(Rome) Le corps de l’ambassadeur italien et celui de son garde du corps tués dans l’est de la République démocratique du Congo sont arrivés mardi soir à Rome, au lendemain de l’attaque attribuée par Kinshasa à des rebelles hutus rwandais qui démentent toute implication.

Un avion militaire, un Boeing 767, parti de l’aéroport de Goma, la capitale du Nord-Kivu, a atterri peu après 23 h à l’aéroport de Ciampino, près de la capitale italienne, avec à son bord les corps du diplomate et du jeune carabinier dans des cercueils drapés du drapeau vert-blanc-rouge, selon la télévision publique Rai et l’agence de presse Ansa.

Le premier ministre Mario Draghi, le chef de la diplomatie Luigi Di Maio ainsi que le ministre de la Défense Lorenzo Guerini se sont rendus à Ciampino pour accueillir l’épouse de l’ambassadeur et leurs trois filles, également présentes à bord de l’appareil.

L’ambassadeur Luca Attanasio, 43 ans, est décédé après avoir été blessé par balles lorsque le convoi du Programme alimentaire mondial (PAM) dans lequel il circulait a été pris dans une embuscade dans la province du Nord-Kivu (Est), près de la frontière avec le Rwanda. Son garde du corps italien Vittorio Iacovacci et un chauffeur congolais du PAM, Moustapha Milambo, ont aussi été tués.

À Kinshasa, le président congolais Félix Tshisekedi et son épouse Denise Nyakeru Tshisekedi se sont rendus à la résidence de l’ambassadeur pour « une visite de consolation » à sa veuve et aux jeunes orphelines.

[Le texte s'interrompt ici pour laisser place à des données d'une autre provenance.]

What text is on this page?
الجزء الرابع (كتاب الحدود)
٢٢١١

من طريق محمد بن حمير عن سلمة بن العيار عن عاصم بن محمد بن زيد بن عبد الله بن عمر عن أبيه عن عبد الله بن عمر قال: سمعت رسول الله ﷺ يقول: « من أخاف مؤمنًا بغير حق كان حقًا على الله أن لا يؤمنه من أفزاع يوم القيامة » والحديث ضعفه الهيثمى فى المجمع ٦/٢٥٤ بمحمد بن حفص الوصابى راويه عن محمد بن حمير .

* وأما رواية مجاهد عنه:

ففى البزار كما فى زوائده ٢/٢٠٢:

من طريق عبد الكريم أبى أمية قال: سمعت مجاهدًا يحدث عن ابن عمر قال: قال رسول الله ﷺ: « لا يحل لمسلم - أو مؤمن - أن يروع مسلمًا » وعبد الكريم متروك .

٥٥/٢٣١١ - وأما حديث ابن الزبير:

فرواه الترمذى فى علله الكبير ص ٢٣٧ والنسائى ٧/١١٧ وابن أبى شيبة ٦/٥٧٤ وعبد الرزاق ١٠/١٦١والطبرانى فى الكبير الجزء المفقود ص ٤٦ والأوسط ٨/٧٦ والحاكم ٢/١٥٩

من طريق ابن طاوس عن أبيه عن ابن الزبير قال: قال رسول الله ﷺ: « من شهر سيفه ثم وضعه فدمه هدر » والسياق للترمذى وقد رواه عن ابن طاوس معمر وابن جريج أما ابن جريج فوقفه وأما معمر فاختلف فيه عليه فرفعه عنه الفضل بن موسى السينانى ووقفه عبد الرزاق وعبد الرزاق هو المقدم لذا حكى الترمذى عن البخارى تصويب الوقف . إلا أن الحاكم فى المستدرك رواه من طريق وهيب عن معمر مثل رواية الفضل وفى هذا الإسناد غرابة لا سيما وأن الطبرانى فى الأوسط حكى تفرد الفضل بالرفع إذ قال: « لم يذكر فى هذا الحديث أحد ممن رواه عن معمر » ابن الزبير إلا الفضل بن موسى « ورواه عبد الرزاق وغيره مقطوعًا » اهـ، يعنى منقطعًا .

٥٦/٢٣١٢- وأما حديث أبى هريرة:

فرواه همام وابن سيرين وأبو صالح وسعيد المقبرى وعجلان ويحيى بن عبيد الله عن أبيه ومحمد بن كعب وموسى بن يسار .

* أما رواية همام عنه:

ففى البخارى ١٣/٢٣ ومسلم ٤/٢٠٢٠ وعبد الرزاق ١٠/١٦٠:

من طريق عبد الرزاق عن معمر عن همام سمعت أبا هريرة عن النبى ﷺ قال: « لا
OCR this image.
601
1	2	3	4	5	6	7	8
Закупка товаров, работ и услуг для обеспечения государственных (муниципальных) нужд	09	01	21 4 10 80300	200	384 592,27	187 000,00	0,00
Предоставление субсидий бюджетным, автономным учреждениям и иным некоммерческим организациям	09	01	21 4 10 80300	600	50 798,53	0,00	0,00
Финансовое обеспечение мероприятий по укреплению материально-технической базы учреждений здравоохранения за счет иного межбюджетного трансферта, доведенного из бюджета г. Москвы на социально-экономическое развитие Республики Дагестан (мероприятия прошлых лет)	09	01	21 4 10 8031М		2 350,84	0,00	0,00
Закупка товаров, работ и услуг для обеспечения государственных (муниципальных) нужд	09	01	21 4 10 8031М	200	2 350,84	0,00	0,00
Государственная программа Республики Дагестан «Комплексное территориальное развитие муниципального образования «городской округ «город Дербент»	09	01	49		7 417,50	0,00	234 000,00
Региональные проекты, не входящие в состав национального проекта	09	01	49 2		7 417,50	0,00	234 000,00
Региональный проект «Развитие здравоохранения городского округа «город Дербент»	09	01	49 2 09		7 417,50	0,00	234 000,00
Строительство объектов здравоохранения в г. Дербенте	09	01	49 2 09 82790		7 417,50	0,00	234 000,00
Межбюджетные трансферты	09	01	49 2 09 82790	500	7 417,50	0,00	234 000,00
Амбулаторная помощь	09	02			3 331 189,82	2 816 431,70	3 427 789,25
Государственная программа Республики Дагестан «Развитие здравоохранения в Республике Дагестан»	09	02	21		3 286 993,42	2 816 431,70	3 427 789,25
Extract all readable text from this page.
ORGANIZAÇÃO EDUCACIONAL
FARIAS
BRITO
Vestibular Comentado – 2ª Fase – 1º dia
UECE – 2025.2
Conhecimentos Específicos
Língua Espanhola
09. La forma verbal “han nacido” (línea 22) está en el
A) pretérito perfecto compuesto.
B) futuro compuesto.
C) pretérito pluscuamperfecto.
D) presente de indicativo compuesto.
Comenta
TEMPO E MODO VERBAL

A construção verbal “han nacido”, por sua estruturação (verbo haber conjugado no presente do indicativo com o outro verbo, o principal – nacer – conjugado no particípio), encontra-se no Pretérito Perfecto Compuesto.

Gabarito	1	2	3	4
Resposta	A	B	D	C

À Rome, le pape François a souligné « les qualités humaines et chrétiennes » de l’ambassadeur et a salué la mémoire des deux Italiens, « serviteurs de la paix et du droit ».

Frontière rwandaise

Le Nord-Kivu est considéré comme l’une des zones les plus dangereuses de RDC, à la lisière du parc national des Virunga. Mais selon des responsables humanitaires, la route sur laquelle circulait le convoi ne nécessitait pas d’escorte.

Les autorités congolaises ont accusé lundi les rebelles hutus rwandais des Forces démocratiques de libération du Rwanda (FDLR), installées dans l’est de la RDC, d’être responsables de l’attaque, qualifiée de « terroriste » par le président Tshisekedi.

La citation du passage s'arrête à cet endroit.